PR Choices Haunt Google in Social Media Breach

PR Choices Haunt Google in Social Media Breach

Never have so many people cared so much about a social media platform that mattered so little. Last week, news broke that Google+, the Hindenberg of Facebook competitors, performed a relatively routine patch of a user privacy issue back in March. The story, which by all rights should have faded away quickly, instead has mushroomed into a major headache for Google. The big fuss doesn’t make much sense, until you consider Google’s recent history of questionable PR decisions.

At a September hearing over Russian interference in the 2016 presidential election, the Senate Intelligence Committee gave Google the “empty chair” treatment. Twitter’s CEO and Facebook COO showed up for questioning about social media sites’ susceptibility to foreign influence, but Google’s big shots stayed home. The committee responded by shaming the company with an empty witness chair ostentatiously marked “Google.”

A D.C. communications pro called Google’s decision not to show up “bizzare.” In words that have turned prophetic, Adam Goldberg of Trident DMG told Bloomberg: “If you’re not at the table, you’re on the menu, and Congress looks hungry.”

Little more than a month later, Google served itself up, piping hot, with the Google+ story. As the Wall Street Journal just reported, back in March Google discovered that Google+ “permitted developers to retrieve the data of some users who never intended to share it publicly.” The private information of half a million users could have been accessed by outside developers through this vulnerability. Google repaired the data security flaw but did not disclose it.

That all sounds bad, and it is, but it’s no Cambridge Analytica. In fact, it’s unclear whether Google acted outside the bounds of the law. New legislation that imposes duties on companies to report breaches–like the GDPR and the new California statute–may not come into play, given that Google can’t say whether any user data was actually taken. (Also, the GDPR wasn’t effective in March; California’s law doesn’t become effective until 2020.) And while many predict the SEC will be sniffing around, it is at worst questionable as to whether Google’s actions violate the agency’s 2018 guidance on reporting cybersecurity breaches. That guidance specifically states that “We do not expect companies to publicly disclose specific, technical information about their cybersecurity systems” that would make them more vulnerable.

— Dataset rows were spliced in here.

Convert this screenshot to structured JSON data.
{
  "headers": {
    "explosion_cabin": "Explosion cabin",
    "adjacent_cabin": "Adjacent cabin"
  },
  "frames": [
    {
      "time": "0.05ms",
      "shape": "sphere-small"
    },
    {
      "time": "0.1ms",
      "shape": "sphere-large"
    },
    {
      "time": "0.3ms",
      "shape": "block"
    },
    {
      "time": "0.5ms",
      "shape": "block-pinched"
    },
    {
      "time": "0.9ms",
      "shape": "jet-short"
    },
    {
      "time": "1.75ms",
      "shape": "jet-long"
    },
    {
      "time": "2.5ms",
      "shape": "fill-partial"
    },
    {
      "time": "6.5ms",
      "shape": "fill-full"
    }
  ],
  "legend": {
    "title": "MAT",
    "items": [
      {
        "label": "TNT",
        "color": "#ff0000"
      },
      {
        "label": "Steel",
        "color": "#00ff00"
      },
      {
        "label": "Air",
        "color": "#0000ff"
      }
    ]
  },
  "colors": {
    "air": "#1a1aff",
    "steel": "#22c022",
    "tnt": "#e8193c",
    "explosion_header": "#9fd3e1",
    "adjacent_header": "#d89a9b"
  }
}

Cybersecurity experts are saying that the kind of fix that Google performed is a yawner–something that happens “thousands of times a year.” Going further, they say that requiring companies to report a flaw like the one in Google+, when Google can’t identify any individuals affected, would be counterproductive. It would give companies an incentive not to find security problems with their software.

The full context, then, is pretty favorable to Google–but government isn’t necessarily interested in the full context. The Judiciary Committee is still stung by Google’s refusal to send founder Larry Page or CEO Sundar Pichai to the September hearing. On Friday, Senator Grassley sent a harsh letter asking about the data exposure and taking the opportunity to lash out at the company again for its absence in September.

Worse, the Wall Street Journal report included damning details about why Google decided not to report the Google+ flaw. A memo from Google legal and policy personnel worried that disclosing the incident would result “in us coming into the spotlight alongside or even instead of Facebook despite having stayed under the radar throughout the Cambridge Analytica scandal.” It went on to say that disclosure “almost guarantees Sundar will testify before Congress.”

Between then and now, the CEO has agreed to testify before the House Judiciary Committee in November. You can bet that its members are hungry, and sharpening their knives for the feast.